Een vergadergroep kan niet zonder nar oftewel iemand die zijn medevergaderaars uitdaagt en aan het denken zet. Laat narrig gedrag in uw vergadering toe, maar pas op voor dwangmatige lolbroeken en geinponems. Snoer ze tijdig de mond met een zwiepende wisecrack. U kunt zo iemand bijvoorbeeld vragen: ‘is dit de wijsheid van een dwaze of de dwaasheid van een wijze’. De tijd die de aangesprokene nodig heeft om de betekenis daarvan te doorgronden, is juist genoeg om een volgende spreker het woord te geven.
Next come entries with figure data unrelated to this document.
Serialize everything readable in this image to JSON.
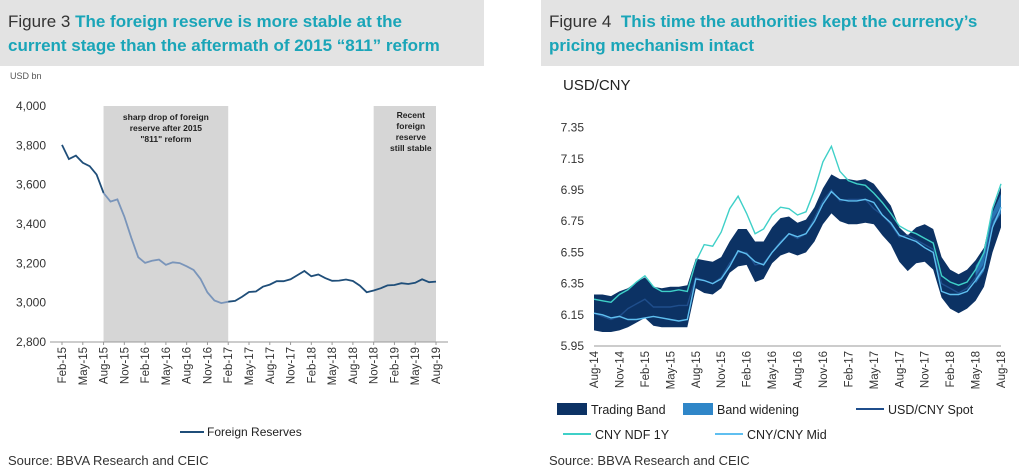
{
  "figure3": {
    "label": "Figure 3",
    "title": "The foreign reserve is more stable at the current stage than the aftermath of 2015 “811” reform",
    "title_line1": "The foreign reserve is more stable at the",
    "title_line2": "current stage than the aftermath of 2015 “811” reform",
    "unit": "USD bn",
    "annotation1": [
      "sharp drop of foreign",
      "reserve after 2015",
      "\"811\" reform"
    ],
    "annotation2": [
      "Recent",
      "foreign",
      "reserve",
      "still stable"
    ],
    "source": "Source: BBVA Research and CEIC"
  },
  "figure4": {
    "label": "Figure 4",
    "title_line1": "This time the authorities kept the currency’s",
    "title_line2": "pricing mechanism intact",
    "chart_title": "USD/CNY",
    "source": "Source: BBVA Research and CEIC"
  },
  "colors": {
    "title_accent": "#1aa5b8",
    "header_bg": "#e3e3e3",
    "reserves_line": "#1f4e79",
    "reserves_line_light": "#7a95ba",
    "shade": "#d6d6d6",
    "trading_band": "#0c3264",
    "band_widening": "#2f86c8",
    "spot": "#1f4e8c",
    "ndf": "#3fd0c8",
    "mid": "#5fbff0"
  },
  "chart_data": [
    {
      "type": "line",
      "title": "The foreign reserve is more stable at the current stage than the aftermath of 2015 “811” reform",
      "ylabel": "USD bn",
      "ylim": [
        2800,
        4000
      ],
      "yticks": [
        2800,
        3000,
        3200,
        3400,
        3600,
        3800,
        4000
      ],
      "ytick_labels": [
        "2,800",
        "3,000",
        "3,200",
        "3,400",
        "3,600",
        "3,800",
        "4,000"
      ],
      "xtick_labels": [
        "Feb-15",
        "May-15",
        "Aug-15",
        "Nov-15",
        "Feb-16",
        "May-16",
        "Aug-16",
        "Nov-16",
        "Feb-17",
        "May-17",
        "Aug-17",
        "Nov-17",
        "Feb-18",
        "May-18",
        "Aug-18",
        "Nov-18",
        "Feb-19",
        "May-19",
        "Aug-19"
      ],
      "shaded_regions": [
        [
          "Aug-15",
          "Feb-17"
        ],
        [
          "Nov-18",
          "Aug-19"
        ]
      ],
      "legend": "bottom",
      "series": [
        {
          "name": "Foreign Reserves",
          "x": [
            "Feb-15",
            "Mar-15",
            "Apr-15",
            "May-15",
            "Jun-15",
            "Jul-15",
            "Aug-15",
            "Sep-15",
            "Oct-15",
            "Nov-15",
            "Dec-15",
            "Jan-16",
            "Feb-16",
            "Mar-16",
            "Apr-16",
            "May-16",
            "Jun-16",
            "Jul-16",
            "Aug-16",
            "Sep-16",
            "Oct-16",
            "Nov-16",
            "Dec-16",
            "Jan-17",
            "Feb-17",
            "Mar-17",
            "Apr-17",
            "May-17",
            "Jun-17",
            "Jul-17",
            "Aug-17",
            "Sep-17",
            "Oct-17",
            "Nov-17",
            "Dec-17",
            "Jan-18",
            "Feb-18",
            "Mar-18",
            "Apr-18",
            "May-18",
            "Jun-18",
            "Jul-18",
            "Aug-18",
            "Sep-18",
            "Oct-18",
            "Nov-18",
            "Dec-18",
            "Jan-19",
            "Feb-19",
            "Mar-19",
            "Apr-19",
            "May-19",
            "Jun-19",
            "Jul-19",
            "Aug-19"
          ],
          "values": [
            3802,
            3730,
            3748,
            3711,
            3694,
            3651,
            3557,
            3514,
            3525,
            3438,
            3330,
            3231,
            3202,
            3213,
            3219,
            3192,
            3205,
            3201,
            3185,
            3166,
            3121,
            3052,
            3011,
            2998,
            3005,
            3009,
            3030,
            3054,
            3057,
            3081,
            3092,
            3109,
            3109,
            3119,
            3140,
            3161,
            3134,
            3143,
            3125,
            3111,
            3112,
            3118,
            3110,
            3087,
            3053,
            3062,
            3073,
            3088,
            3090,
            3099,
            3095,
            3101,
            3119,
            3104,
            3107
          ]
        }
      ]
    },
    {
      "type": "line",
      "title": "USD/CNY",
      "ylim": [
        5.95,
        7.45
      ],
      "yticks": [
        5.95,
        6.15,
        6.35,
        6.55,
        6.75,
        6.95,
        7.15,
        7.35
      ],
      "ytick_labels": [
        "5.95",
        "6.15",
        "6.35",
        "6.55",
        "6.75",
        "6.95",
        "7.15",
        "7.35"
      ],
      "xtick_labels": [
        "Aug-14",
        "Nov-14",
        "Feb-15",
        "May-15",
        "Aug-15",
        "Nov-15",
        "Feb-16",
        "May-16",
        "Aug-16",
        "Nov-16",
        "Feb-17",
        "May-17",
        "Aug-17",
        "Nov-17",
        "Feb-18",
        "May-18",
        "Aug-18"
      ],
      "legend": "bottom",
      "x": [
        "Aug-14",
        "Sep-14",
        "Oct-14",
        "Nov-14",
        "Dec-14",
        "Jan-15",
        "Feb-15",
        "Mar-15",
        "Apr-15",
        "May-15",
        "Jun-15",
        "Jul-15",
        "Aug-15",
        "Sep-15",
        "Oct-15",
        "Nov-15",
        "Dec-15",
        "Jan-16",
        "Feb-16",
        "Mar-16",
        "Apr-16",
        "May-16",
        "Jun-16",
        "Jul-16",
        "Aug-16",
        "Sep-16",
        "Oct-16",
        "Nov-16",
        "Dec-16",
        "Jan-17",
        "Feb-17",
        "Mar-17",
        "Apr-17",
        "May-17",
        "Jun-17",
        "Jul-17",
        "Aug-17",
        "Sep-17",
        "Oct-17",
        "Nov-17",
        "Dec-17",
        "Jan-18",
        "Feb-18",
        "Mar-18",
        "Apr-18",
        "May-18",
        "Jun-18",
        "Jul-18",
        "Aug-18"
      ],
      "series": [
        {
          "name": "Trading Band",
          "kind": "band",
          "lower": [
            6.05,
            6.04,
            6.04,
            6.05,
            6.07,
            6.1,
            6.13,
            6.08,
            6.07,
            6.07,
            6.07,
            6.07,
            6.32,
            6.29,
            6.28,
            6.32,
            6.42,
            6.46,
            6.47,
            6.36,
            6.38,
            6.48,
            6.53,
            6.55,
            6.53,
            6.55,
            6.62,
            6.73,
            6.8,
            6.75,
            6.73,
            6.73,
            6.74,
            6.73,
            6.66,
            6.6,
            6.49,
            6.43,
            6.48,
            6.49,
            6.44,
            6.26,
            6.19,
            6.16,
            6.19,
            6.24,
            6.33,
            6.55,
            6.71
          ],
          "upper": [
            6.28,
            6.28,
            6.27,
            6.3,
            6.32,
            6.36,
            6.39,
            6.33,
            6.32,
            6.33,
            6.33,
            6.34,
            6.51,
            6.5,
            6.49,
            6.52,
            6.62,
            6.7,
            6.7,
            6.62,
            6.62,
            6.71,
            6.77,
            6.78,
            6.74,
            6.76,
            6.84,
            6.96,
            7.05,
            7.02,
            7.02,
            7.01,
            7.02,
            6.99,
            6.92,
            6.85,
            6.71,
            6.66,
            6.71,
            6.73,
            6.7,
            6.52,
            6.44,
            6.41,
            6.44,
            6.5,
            6.58,
            6.82,
            6.97
          ]
        },
        {
          "name": "Band widening",
          "kind": "band"
        },
        {
          "name": "USD/CNY Spot",
          "values": [
            6.16,
            6.14,
            6.12,
            6.14,
            6.19,
            6.22,
            6.25,
            6.2,
            6.2,
            6.2,
            6.21,
            6.21,
            6.39,
            6.37,
            6.35,
            6.39,
            6.48,
            6.55,
            6.55,
            6.47,
            6.48,
            6.55,
            6.62,
            6.67,
            6.64,
            6.67,
            6.77,
            6.88,
            6.95,
            6.88,
            6.89,
            6.89,
            6.89,
            6.83,
            6.79,
            6.73,
            6.65,
            6.66,
            6.63,
            6.6,
            6.57,
            6.35,
            6.32,
            6.29,
            6.32,
            6.39,
            6.47,
            6.75,
            6.84
          ]
        },
        {
          "name": "CNY NDF 1Y",
          "values": [
            6.25,
            6.24,
            6.23,
            6.28,
            6.31,
            6.36,
            6.4,
            6.33,
            6.3,
            6.3,
            6.31,
            6.3,
            6.49,
            6.6,
            6.59,
            6.68,
            6.83,
            6.91,
            6.8,
            6.67,
            6.7,
            6.79,
            6.84,
            6.83,
            6.79,
            6.81,
            6.95,
            7.13,
            7.23,
            7.07,
            7.01,
            6.99,
            6.98,
            6.93,
            6.87,
            6.8,
            6.72,
            6.69,
            6.67,
            6.64,
            6.61,
            6.4,
            6.36,
            6.34,
            6.36,
            6.44,
            6.55,
            6.83,
            6.99
          ]
        },
        {
          "name": "CNY/CNY Mid",
          "values": [
            6.16,
            6.15,
            6.13,
            6.14,
            6.12,
            6.12,
            6.13,
            6.14,
            6.13,
            6.12,
            6.11,
            6.12,
            6.38,
            6.37,
            6.35,
            6.38,
            6.46,
            6.56,
            6.54,
            6.49,
            6.47,
            6.55,
            6.61,
            6.67,
            6.65,
            6.67,
            6.75,
            6.86,
            6.94,
            6.89,
            6.88,
            6.88,
            6.89,
            6.87,
            6.79,
            6.74,
            6.66,
            6.64,
            6.62,
            6.58,
            6.55,
            6.3,
            6.28,
            6.28,
            6.3,
            6.37,
            6.45,
            6.71,
            6.84
          ]
        }
      ]
    }
  ]
}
Ik ben vaak voorzitter van de algemene ledenvergadering van onze vereniging. Als er een motie tot sluiting van het debat wordt ingediend, moet die motie meteen, zonder dicussie, in stemming worden gebracht. Stel dat die motie wordt gesteund door de meerderheid van de vergadering, wat dan? Er is nog steeds geen besluit genomen. Dit punt dan gelijk ter stemming brengen? Of moeten eerst nog alle voors en tegens worden genoemd? Met het risico dat weer discussie ontstaat.
Als een motie tot sluiting van het debat is aangenomen, kunt u de betreffende conceptbesluiten, voorstellen, amendementen of moties meteen daarna in stemming brengen. U hoeft dan alleen stemverklaringen toe te laten en geen discussies meer.